I shall leave an explanation of what a fractal actually is until a later post, except to say that generally they’re mathematical sets that tend to stay just as complex the closer you look at at a representation of them. Also they had a tendency to make an appearance on techno and dance music CD sleeves in the mid to late 90s. Of course this is a massive simplification of what they are, but I’m trying to keep the tone of this blog somewhere between pop-science and wading through obscure corners of the literature.
The Menger Sponge is a three dimensional version of the more commonly seen Sierpinski Carpet. As for the names, it’s easy to see that they follow the trend of <Discoverer’s Name> <Something everyone has heard of>. Looking at a Sierpinski carpet makes its name quite sensible.

Sierpinski Carpet
It is calculated in a very simple manner. You start with a square, and divide it into 3 parts on each side, making 9 squares. You then cut out the square in the middle. The fun bit comes next.
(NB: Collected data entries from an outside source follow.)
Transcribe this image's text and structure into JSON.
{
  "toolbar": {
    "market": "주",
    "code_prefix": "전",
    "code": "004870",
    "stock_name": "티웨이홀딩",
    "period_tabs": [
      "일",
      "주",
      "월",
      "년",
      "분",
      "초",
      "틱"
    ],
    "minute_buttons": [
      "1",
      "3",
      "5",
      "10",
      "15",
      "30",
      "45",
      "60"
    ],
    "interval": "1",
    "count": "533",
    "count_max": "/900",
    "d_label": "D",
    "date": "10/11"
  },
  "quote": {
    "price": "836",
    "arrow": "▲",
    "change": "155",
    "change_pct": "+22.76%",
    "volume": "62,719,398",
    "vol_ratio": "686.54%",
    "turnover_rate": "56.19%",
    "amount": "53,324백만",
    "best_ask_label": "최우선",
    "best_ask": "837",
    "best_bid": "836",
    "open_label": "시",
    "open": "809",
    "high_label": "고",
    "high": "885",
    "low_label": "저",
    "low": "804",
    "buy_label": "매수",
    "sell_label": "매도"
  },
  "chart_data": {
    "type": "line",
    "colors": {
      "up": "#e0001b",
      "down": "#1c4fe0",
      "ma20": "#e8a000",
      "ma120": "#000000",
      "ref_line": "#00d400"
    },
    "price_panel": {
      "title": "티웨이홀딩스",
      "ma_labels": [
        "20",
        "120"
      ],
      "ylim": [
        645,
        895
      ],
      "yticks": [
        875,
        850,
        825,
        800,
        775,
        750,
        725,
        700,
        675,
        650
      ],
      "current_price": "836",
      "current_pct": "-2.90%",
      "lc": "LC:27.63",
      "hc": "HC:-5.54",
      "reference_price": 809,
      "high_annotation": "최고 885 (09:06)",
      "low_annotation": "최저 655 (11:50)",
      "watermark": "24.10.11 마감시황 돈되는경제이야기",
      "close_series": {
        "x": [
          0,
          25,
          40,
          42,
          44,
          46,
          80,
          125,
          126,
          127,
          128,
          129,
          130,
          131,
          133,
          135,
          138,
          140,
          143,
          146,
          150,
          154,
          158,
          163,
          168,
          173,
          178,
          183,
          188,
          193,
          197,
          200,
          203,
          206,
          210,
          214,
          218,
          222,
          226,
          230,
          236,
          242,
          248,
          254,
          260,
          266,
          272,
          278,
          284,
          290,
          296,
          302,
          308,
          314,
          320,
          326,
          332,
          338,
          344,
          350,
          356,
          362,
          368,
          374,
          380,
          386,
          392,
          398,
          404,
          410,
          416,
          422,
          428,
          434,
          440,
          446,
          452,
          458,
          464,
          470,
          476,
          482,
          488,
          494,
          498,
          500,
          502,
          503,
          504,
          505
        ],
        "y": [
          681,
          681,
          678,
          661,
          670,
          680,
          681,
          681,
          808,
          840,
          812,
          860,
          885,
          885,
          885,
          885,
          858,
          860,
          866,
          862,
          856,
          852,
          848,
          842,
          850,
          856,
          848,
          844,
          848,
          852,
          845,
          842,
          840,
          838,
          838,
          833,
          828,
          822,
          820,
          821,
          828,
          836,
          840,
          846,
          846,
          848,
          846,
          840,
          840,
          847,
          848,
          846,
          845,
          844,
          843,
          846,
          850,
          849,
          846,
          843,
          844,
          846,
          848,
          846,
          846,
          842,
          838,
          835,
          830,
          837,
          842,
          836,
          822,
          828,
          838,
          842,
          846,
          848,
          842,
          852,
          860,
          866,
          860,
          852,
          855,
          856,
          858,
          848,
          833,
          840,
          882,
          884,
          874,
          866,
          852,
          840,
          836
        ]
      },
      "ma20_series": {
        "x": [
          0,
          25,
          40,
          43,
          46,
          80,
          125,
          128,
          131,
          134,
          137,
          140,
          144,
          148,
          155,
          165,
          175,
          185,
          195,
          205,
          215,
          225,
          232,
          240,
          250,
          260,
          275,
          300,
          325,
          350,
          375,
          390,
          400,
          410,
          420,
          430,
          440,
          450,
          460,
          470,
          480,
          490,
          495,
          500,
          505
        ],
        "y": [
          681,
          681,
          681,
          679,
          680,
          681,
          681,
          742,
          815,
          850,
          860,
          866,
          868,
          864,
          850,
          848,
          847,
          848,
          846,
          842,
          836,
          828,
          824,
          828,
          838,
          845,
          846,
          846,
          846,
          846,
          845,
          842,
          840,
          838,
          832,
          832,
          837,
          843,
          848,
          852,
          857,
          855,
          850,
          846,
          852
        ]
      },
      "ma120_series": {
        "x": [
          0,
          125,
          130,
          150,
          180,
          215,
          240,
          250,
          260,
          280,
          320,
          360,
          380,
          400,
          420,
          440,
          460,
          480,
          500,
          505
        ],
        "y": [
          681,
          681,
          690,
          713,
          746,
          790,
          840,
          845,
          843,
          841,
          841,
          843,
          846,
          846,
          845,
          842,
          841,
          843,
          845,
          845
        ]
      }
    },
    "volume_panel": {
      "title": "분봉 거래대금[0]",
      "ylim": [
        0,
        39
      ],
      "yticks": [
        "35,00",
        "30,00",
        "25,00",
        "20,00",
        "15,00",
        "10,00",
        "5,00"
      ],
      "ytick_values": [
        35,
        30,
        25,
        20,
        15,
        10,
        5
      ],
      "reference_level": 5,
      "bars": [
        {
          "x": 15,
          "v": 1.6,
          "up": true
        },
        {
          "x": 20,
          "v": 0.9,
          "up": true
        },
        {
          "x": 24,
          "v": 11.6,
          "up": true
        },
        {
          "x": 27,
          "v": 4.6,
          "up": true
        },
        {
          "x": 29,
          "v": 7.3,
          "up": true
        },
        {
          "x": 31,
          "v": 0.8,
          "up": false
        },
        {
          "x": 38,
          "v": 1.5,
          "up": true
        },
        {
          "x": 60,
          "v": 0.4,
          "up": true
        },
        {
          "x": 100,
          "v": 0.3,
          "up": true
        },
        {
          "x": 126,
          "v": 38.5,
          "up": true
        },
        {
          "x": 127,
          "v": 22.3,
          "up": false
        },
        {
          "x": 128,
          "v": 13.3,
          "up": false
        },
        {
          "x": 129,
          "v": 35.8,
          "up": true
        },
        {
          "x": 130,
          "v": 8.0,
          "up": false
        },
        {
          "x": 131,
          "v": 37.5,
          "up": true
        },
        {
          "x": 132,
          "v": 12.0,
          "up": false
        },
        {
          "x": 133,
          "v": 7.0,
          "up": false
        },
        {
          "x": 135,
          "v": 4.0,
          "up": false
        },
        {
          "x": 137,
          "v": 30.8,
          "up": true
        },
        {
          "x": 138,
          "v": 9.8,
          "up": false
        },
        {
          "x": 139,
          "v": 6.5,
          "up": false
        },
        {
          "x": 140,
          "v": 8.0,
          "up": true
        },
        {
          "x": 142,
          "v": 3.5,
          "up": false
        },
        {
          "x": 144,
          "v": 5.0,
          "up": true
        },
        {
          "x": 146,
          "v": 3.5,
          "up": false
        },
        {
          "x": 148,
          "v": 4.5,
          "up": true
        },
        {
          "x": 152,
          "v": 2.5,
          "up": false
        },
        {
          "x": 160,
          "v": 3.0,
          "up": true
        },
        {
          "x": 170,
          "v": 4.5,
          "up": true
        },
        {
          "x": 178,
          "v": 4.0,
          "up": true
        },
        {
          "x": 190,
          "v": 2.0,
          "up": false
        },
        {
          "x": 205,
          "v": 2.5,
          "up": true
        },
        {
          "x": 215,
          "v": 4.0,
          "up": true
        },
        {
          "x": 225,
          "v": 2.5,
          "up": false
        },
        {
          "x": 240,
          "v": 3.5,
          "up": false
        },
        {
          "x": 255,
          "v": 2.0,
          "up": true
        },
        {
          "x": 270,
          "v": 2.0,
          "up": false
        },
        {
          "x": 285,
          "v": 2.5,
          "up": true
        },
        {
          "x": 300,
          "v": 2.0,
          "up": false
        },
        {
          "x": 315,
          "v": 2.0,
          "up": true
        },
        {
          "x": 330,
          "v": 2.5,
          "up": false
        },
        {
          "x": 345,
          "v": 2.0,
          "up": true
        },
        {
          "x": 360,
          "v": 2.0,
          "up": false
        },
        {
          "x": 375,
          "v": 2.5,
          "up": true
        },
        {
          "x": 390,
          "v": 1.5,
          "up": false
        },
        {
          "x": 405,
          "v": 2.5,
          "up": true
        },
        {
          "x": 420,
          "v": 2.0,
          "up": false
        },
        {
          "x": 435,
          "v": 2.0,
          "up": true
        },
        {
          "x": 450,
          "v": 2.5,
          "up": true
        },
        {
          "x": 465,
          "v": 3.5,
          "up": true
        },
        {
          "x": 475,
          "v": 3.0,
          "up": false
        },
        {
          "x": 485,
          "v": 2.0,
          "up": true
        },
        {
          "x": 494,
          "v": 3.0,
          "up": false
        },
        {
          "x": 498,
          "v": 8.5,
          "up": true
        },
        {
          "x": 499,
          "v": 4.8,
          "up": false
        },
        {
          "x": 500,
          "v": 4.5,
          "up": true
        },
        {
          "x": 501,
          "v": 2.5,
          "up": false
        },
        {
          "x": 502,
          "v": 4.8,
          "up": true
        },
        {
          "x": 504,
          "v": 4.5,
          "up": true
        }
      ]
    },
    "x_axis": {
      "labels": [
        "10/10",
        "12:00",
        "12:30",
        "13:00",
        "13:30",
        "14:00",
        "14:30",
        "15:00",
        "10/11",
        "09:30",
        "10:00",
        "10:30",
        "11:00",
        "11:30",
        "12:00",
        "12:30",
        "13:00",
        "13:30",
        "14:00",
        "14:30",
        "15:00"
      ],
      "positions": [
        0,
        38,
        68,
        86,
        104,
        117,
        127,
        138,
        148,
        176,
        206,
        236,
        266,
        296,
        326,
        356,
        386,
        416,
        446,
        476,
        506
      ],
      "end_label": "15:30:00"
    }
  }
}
You then take all the squares that are still there, and do the same to them as you did to the original square. You can then repeat this to make smaller and small features forever, or until you get bored, whichever comes first.
A Menger Sponge takes this idea, but starts with a cube, and each side of the cube is treated in the same way as for the Sierpinski carpet, but the whole goes all the way through the cube, making lots of sub-cubes, which you do the same to. After a few hundred repetitions of this you end up with something like this:

Menger Sponge

Which you then colour in, smooth a bit and set at the top your blog with some writing on!